Ini yang ditakutkan Aluna ketika bertemu dengan mantan suaminya. Laki-laki itu akan meminta haknya sebagai Ayah Langit. “Tapi Langit sudah menolak kamu, Dok! Jadi percuma saja kalau kamu tetap memaksa.” Daripada menyuruh Ryu menjauh yang pastinya tidak akan dituruti , lebih baik menyadarkan mantan suaminya itu dengan fakta yang ada. Fakta yang tidak bisa disangkal kalau Langit tidak menginginkannya.
Tidak salah yang dikatakan Aluna bahwa Ryu menerima penolakan dari sang putra. Tetapi ia ingin bersikap egois dengan mengabaikan hal itu. “I don’t care. Aku akan berusa-”
“Enggak, aku bilang cukup sampai disini.” Aluna mengangkat telapak tangannya mengarahkan pada Ryu, menegaskan ia tidak mau berkompromi lagi. Lalu decakan kecil keluar dari bibirnya sebelum melanjutkan ucapannya. “Kalau sampai terjadi sesuatu dengan anakku, saya tidak akan pernah memaafkanmu, Dok!”
Ryu berjalan mendekat, menurunkan tangan Aluna yang masih bebas di udara. “Turunkan tanganmu, juga emosimu karena … sekarang kondisi Langit sudah membaik.” Ryu mencoba bersabar menghadapi Ibu dari yang melahirkan anaknya. Lantas, Aluna mendesis sembari menarik tangannya yang hampir saja di genggam Ryu. “Jangan pegang-pegang!”
Ryu terkekeh melihat lengannya dipukul oleh Aluna. Mantan istrinya itu masih saja galak padahal sudah tujuh tahun berlalu tetapi sikapnya masih tidak berubah. Namun, wajahnya berubah canggung ketika ia baru menyadari sesuatu. Laki-laki itu mendekati brankar kemudian menepuk pelan bahu seseorang yang sudah membantu untuk menyelamatkan Langit.
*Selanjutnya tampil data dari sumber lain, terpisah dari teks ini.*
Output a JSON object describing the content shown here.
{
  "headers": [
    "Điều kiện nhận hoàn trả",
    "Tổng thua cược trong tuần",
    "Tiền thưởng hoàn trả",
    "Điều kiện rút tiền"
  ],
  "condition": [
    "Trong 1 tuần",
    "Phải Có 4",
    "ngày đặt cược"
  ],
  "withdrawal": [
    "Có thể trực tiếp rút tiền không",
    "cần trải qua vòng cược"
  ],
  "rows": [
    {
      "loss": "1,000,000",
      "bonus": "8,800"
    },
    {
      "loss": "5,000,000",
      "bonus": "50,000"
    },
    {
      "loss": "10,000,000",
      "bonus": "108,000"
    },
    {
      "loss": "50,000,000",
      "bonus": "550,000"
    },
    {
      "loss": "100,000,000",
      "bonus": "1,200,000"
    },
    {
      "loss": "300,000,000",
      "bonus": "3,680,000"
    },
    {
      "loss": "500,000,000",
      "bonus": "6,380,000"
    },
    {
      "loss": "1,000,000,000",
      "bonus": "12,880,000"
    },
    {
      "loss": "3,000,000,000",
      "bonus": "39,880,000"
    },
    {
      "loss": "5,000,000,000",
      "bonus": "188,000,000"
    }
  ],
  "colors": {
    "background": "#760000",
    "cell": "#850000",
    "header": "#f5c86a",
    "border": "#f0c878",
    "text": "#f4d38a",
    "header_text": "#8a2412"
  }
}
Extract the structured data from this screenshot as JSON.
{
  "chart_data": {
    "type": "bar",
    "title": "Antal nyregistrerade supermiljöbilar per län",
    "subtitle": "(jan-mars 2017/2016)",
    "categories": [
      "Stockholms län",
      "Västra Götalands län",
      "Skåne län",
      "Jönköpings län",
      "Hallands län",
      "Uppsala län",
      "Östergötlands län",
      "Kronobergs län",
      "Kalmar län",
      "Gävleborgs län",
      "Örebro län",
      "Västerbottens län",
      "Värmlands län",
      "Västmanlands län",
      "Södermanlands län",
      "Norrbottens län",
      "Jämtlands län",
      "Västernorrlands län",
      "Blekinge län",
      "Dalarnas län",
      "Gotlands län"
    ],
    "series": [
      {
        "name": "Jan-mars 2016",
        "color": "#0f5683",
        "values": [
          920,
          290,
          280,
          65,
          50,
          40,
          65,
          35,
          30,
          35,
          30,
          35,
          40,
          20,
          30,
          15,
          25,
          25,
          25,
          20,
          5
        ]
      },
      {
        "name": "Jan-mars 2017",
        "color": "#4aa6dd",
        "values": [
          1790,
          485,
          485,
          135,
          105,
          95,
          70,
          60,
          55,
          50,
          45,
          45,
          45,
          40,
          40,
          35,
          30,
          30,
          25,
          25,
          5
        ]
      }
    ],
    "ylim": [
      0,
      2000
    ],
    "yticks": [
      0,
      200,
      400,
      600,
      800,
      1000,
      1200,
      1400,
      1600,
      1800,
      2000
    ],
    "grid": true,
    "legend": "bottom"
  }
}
Ryu bisa melakukan tindakan sendiri kalau saja Aluna bisa tenang, tapi yang terjadi wanita itu membuat kosentrasinya pecah dengan kepanikan. Sementara Ryu yang menenangkan Aluna dan Langit ditangani oleh Dokter Bara.
“Apa kalian berdua sudah bisa tenang sekarang, hah?” Bara menatap Ryu dan Aluna bergantian. Sudah lima menit ia berdiri hanya untuk menjadi penonton drama mantan suami istri yang sedang berseteru.
“Hmm,” jawab Ryu dengan deheman seraya menatap sekilas wajah Bara yang datar.
“Bersyukur, Langit sudah melewati masa kritis.”
“Ok, thanks.”
“Dan, jaga sikap kamu.” Bara mengacungkan telunjuknya ke dada Ryu. “Kamu Dokter dan ini rumah sakit jadi jangan menganggu ketenangan pasien lain, oke?”
Ryu mengangguk, sadar perdebatannya dengan Aluna bisa menganggu ketenangan pasien lain. “O-oke.”
Tiba-tiba merasa menyesal telah berbicara kasar saat di sekolahan tadi. Andai dia bisa mengontrol emosinya mungkin saja pertemuannya dengan Langit akan membawa kebaikan untuk keduanya.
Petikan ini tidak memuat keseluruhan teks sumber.